Important design patterns for recurrent neural networks
- produce an output at each time step and have recurrent connections between hidden units
  - can choose to put any information it wants about the past into its hidden representation h and transmit h to the future.
  - 书中的例子都是按照这个来讲的。同时，注意整个过程都是保持对同一个W、U进行更新。
- produce an output at each time step and have recurrent connections only from the output at one time step to the hidden units at the next time step
  - Less powerful (can express a smaller set of functions) than those in the family represented by figure 10.3.
    
    Because this network lacks hidden-to-hidden recurrence, it requires that the output units capture all of the information about the past that the network will use to predict the future. Because the output units are explicitly trained to match the training set targets, they are unlikely to capture the necessary information about the past history of the input
  - Training can thus be parallelized, with the gradient for each step t computed in isolation. There is no need to compute the output for the previous time step first, because the training set provides the ideal value of that output.
- recurrent connections between hidden units, that read an entire sequence and then produce a single output
  - Such a network can be used to summarize a sequence and produce a fixed-size representation used as input for further processing. There might be a target right at the end (as depicted here) or the gradient on the output O^(t) can be obtained by back-propagating from further downstream modules.

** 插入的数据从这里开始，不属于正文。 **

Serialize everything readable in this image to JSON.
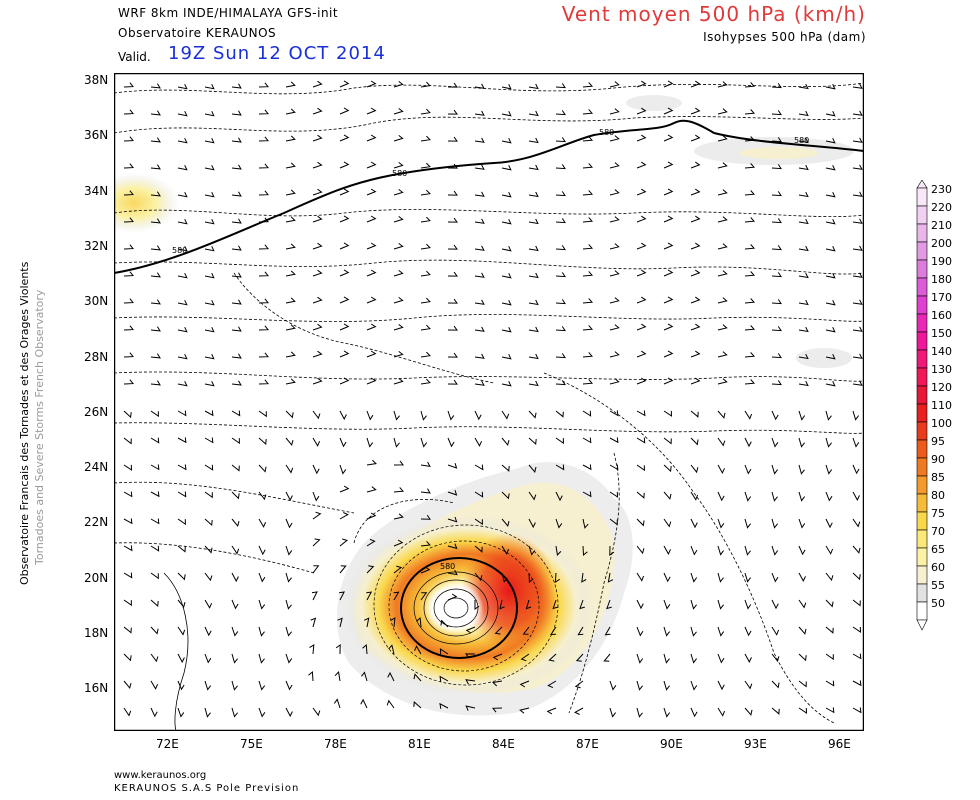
{
  "header": {
    "model_line": "WRF 8km INDE/HIMALAYA  GFS-init",
    "observatory": "Observatoire KERAUNOS",
    "valid_label": "Valid.",
    "valid_date": "19Z Sun 12 OCT 2014",
    "title": "Vent moyen 500 hPa (km/h)",
    "subtitle": "Isohypses 500 hPa (dam)"
  },
  "sidebar": {
    "main": "Observatoire Francais des Tornades et des Orages Violents",
    "sub": "Tornadoes and Severe Storms French Observatory"
  },
  "footer": {
    "url": "www.keraunos.org",
    "company": "KERAUNOS S.A.S Pole Prevision"
  },
  "map": {
    "lat_labels": [
      "38N",
      "36N",
      "34N",
      "32N",
      "30N",
      "28N",
      "26N",
      "24N",
      "22N",
      "20N",
      "18N",
      "16N"
    ],
    "lon_labels": [
      "72E",
      "75E",
      "78E",
      "81E",
      "84E",
      "87E",
      "90E",
      "93E",
      "96E"
    ],
    "contour_label": "580",
    "cyclone_center": {
      "lon": 82.5,
      "lat": 18.8
    }
  },
  "colorbar": {
    "levels": [
      "230",
      "220",
      "210",
      "200",
      "190",
      "180",
      "170",
      "160",
      "150",
      "140",
      "130",
      "120",
      "110",
      "100",
      "95",
      "90",
      "85",
      "80",
      "75",
      "70",
      "65",
      "60",
      "55",
      "50"
    ],
    "colors": [
      "#f8e8f8",
      "#f2d0f2",
      "#eab6ea",
      "#e29ae2",
      "#dc7cdc",
      "#dc5cd8",
      "#e040d0",
      "#ea28b8",
      "#ee1898",
      "#f01878",
      "#f01858",
      "#e81838",
      "#e82020",
      "#e83a1c",
      "#ec5a1c",
      "#f07a22",
      "#f49a2c",
      "#f6bb38",
      "#fad84c",
      "#fce878",
      "#fcf2a6",
      "#f6f0d0",
      "#e2e2e2",
      "#ffffff"
    ]
  }
}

any function computable by a Turing machine can be computed by such a recurrent network of a finite size.

10.2.1 Teacher Forcing and Networks with Output Recurrence

Models that have recurrent connections from their outputs leading back into the model may be trained with teacher forcing.
Teacher forcing is a procedure that emerges from the maximum likelihood criterion, in which during training the model receives the ground truth output y(t) as input at time t + 1.
- (Left) At train time, we feed the correct output y^(t) drawn from the train set as input to h^(t+1).
- (Right) When the model is deployed, the true output is generally not known. In this case, we approximate the correct output y^(t) with the model’s output O^(t), and feed the output back into the model.
The disadvantage of strict teacher forcing arises if the network is going to be later used in an open-loop mode, with the network outputs (or samples from the output distribution) fed back as input.

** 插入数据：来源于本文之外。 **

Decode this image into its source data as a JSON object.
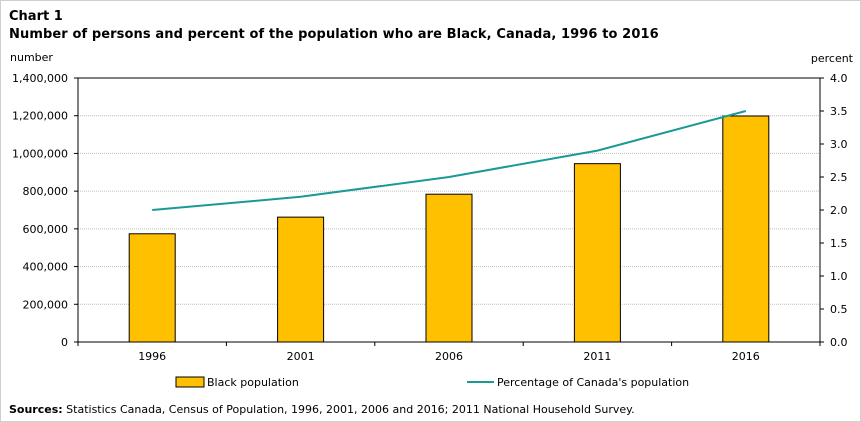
{
  "chart_label": "Chart 1",
  "sources_label": "Sources:",
  "sources_text": " Statistics Canada, Census of Population, 1996, 2001, 2006 and 2016; 2011 National Household Survey.",
  "colors": {
    "bar": "#ffc000",
    "bar_stroke": "#000000",
    "line": "#1a9a96",
    "grid": "#bfbfbf"
  },
  "chart_data": {
    "type": "bar",
    "title": "Number of persons and percent of the population who are Black, Canada, 1996 to 2016",
    "ylabel": "number",
    "y2label": "percent",
    "categories": [
      "1996",
      "2001",
      "2006",
      "2011",
      "2016"
    ],
    "ylim": [
      0,
      1400000
    ],
    "yticks": [
      "0",
      "200,000",
      "400,000",
      "600,000",
      "800,000",
      "1,000,000",
      "1,200,000",
      "1,400,000"
    ],
    "y2lim": [
      0,
      4.0
    ],
    "y2ticks": [
      "0.0",
      "0.5",
      "1.0",
      "1.5",
      "2.0",
      "2.5",
      "3.0",
      "3.5",
      "4.0"
    ],
    "grid": true,
    "legend_position": "bottom",
    "series": [
      {
        "name": "Black population",
        "type": "bar",
        "axis": "left",
        "values": [
          573860,
          662215,
          783795,
          945665,
          1198540
        ]
      },
      {
        "name": "Percentage of Canada's population",
        "type": "line",
        "axis": "right",
        "values": [
          2.0,
          2.2,
          2.5,
          2.9,
          3.5
        ]
      }
    ]
  }
}
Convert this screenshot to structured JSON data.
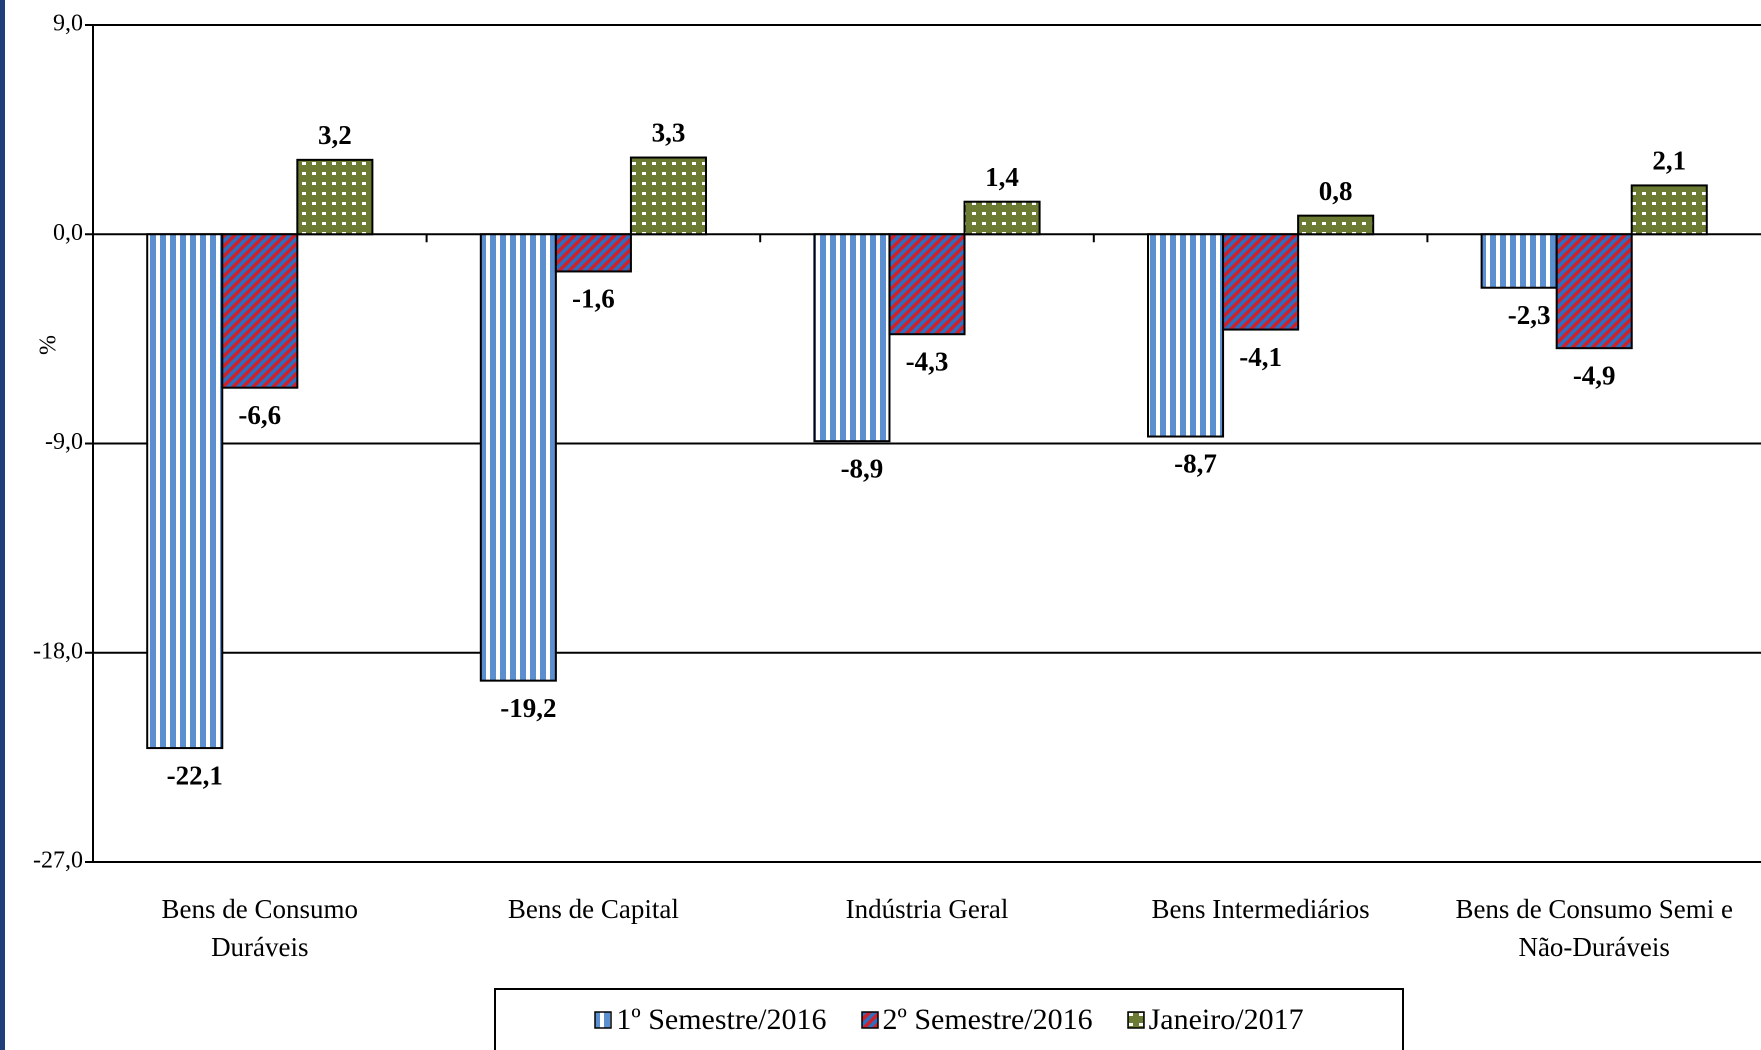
{
  "chart_data": {
    "type": "bar",
    "y_label": "%",
    "categories": [
      "Bens de Consumo Duráveis",
      "Bens de Capital",
      "Indústria Geral",
      "Bens Intermediários",
      "Bens de Consumo Semi e Não-Duráveis"
    ],
    "series": [
      {
        "name": "1º Semestre/2016",
        "color": "#5b8fd0",
        "pattern": "vertical-stripes",
        "values": [
          -22.1,
          -19.2,
          -8.9,
          -8.7,
          -2.3
        ],
        "value_labels": [
          "-22,1",
          "-19,2",
          "-8,9",
          "-8,7",
          "-2,3"
        ]
      },
      {
        "name": "2º Semestre/2016",
        "color": "#2d6ec0",
        "pattern": "diagonal-stripes",
        "values": [
          -6.6,
          -1.6,
          -4.3,
          -4.1,
          -4.9
        ],
        "value_labels": [
          "-6,6",
          "-1,6",
          "-4,3",
          "-4,1",
          "-4,9"
        ]
      },
      {
        "name": "Janeiro/2017",
        "color": "#6b7b33",
        "pattern": "dots",
        "values": [
          3.2,
          3.3,
          1.4,
          0.8,
          2.1
        ],
        "value_labels": [
          "3,2",
          "3,3",
          "1,4",
          "0,8",
          "2,1"
        ]
      }
    ],
    "ylim": [
      -27,
      9
    ],
    "yticks": [
      {
        "value": -27,
        "label": "-27,0"
      },
      {
        "value": -18,
        "label": "-18,0"
      },
      {
        "value": -9,
        "label": "-9,0"
      },
      {
        "value": 0,
        "label": "0,0"
      },
      {
        "value": 9,
        "label": "9,0"
      }
    ],
    "grid": true,
    "legend": "bottom"
  }
}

10.2.2 Computing the Gradient in a Recurrent Neural Network

主要讲计算梯度。

10.2.3 Recurrent Networks as Directed Graphical Models

主要是把RNN作为一种Graphical Models来讲解。
没弄懂这么做有什么好处，易于理解？

10.2.4 Modeling Sequences Conditioned on Context with RNNs

把一个 fixed-size vector 转化为 sequence 的方法：
- as an extra input at each time step
- as the initial state h⁽⁰⁾
- both

10.3 Bidirectional RNNs

Prediction of y which may depend on whole input sequence。
Bidirectional RNNs combine an RNN that moves forward through time beginning from the start of the sequence with another RNN that moves backward through time beginning from the end of the sequence.
- Computation of a typical bidirectional recurrent neural network, meant to learn to map input sequences x to target sequences y, with loss L^(t) at each step t.
- The h recurrence propagates information forward in time (towards the right) while the g recurrence propagates information backward in time (towards the left).
- Thus at each point t, the output units o^(t) can benefit from a relevant summary of the past in its h^(t) input and from a relevant summary of the future in its g^(t) input.
This allows the output units o^(t) to compute a representation that depends on both the past and the future but is most sensitive to the input values around time t, without having to specify a fixed-size window around t (as one would have to do with a feedforward network, a convolutional network, or a regular RNN with a fixed-size look-ahead buffer).
也可以用于更高维的数据，如：2-D 图像。（This idea can be naturally extended to 2-dimensional input, such as images, by having four RNNs, each one going in one of the four directions: up, down, left, right.）

10.4 Encoder-Decoder Sequence-to-Sequence Architectures

作用：map an input sequence to an output sequence which is not necessarily of the same length.
主要分为 2 部分：
- Encoder：把 inputs 转化为 final hidden state （书中称作 context C）的 function。注意，这里的最终输出是一个 fixed-length vector，所以有缺点，这也是接下来的 attention 机制要改进的地方。
- Decoder：conditioned on that fixed-length vector to generate the output sequence
There is no constraint that the encoder must have the same size of hidden layer as the decoder
Limitation：when the context C output by the encoder RNN has a dimension that is too small to properly summarize a long sequence
- 解决：attention mechanism，make C a variable-length sequence rather than a fixed-size vector
- Attention based model 是什么，它解决了什么问题？ - 知乎
非常推荐看一下参考文献 1 中这一节的内容。

10.5 Deep Recurrent Networks

Need enough depth in order to perform the required mappings。
讲了如何构建深层RNN，如下图所示，具体可以见书中内容（没看懂想要表达什么意思 -_-）。
- (a) The hidden recurrent state can be broken down into groups organized hierarchically.
- (b) Deeper computation (e.g., an MLP) can be introduced in the input-to-hidden, hidden-to-hidden and hidden-to-output parts. This may lengthen the shortest path linking different time steps.
- (c) The path-lengthening effect can be mitigated by introducing skip connections.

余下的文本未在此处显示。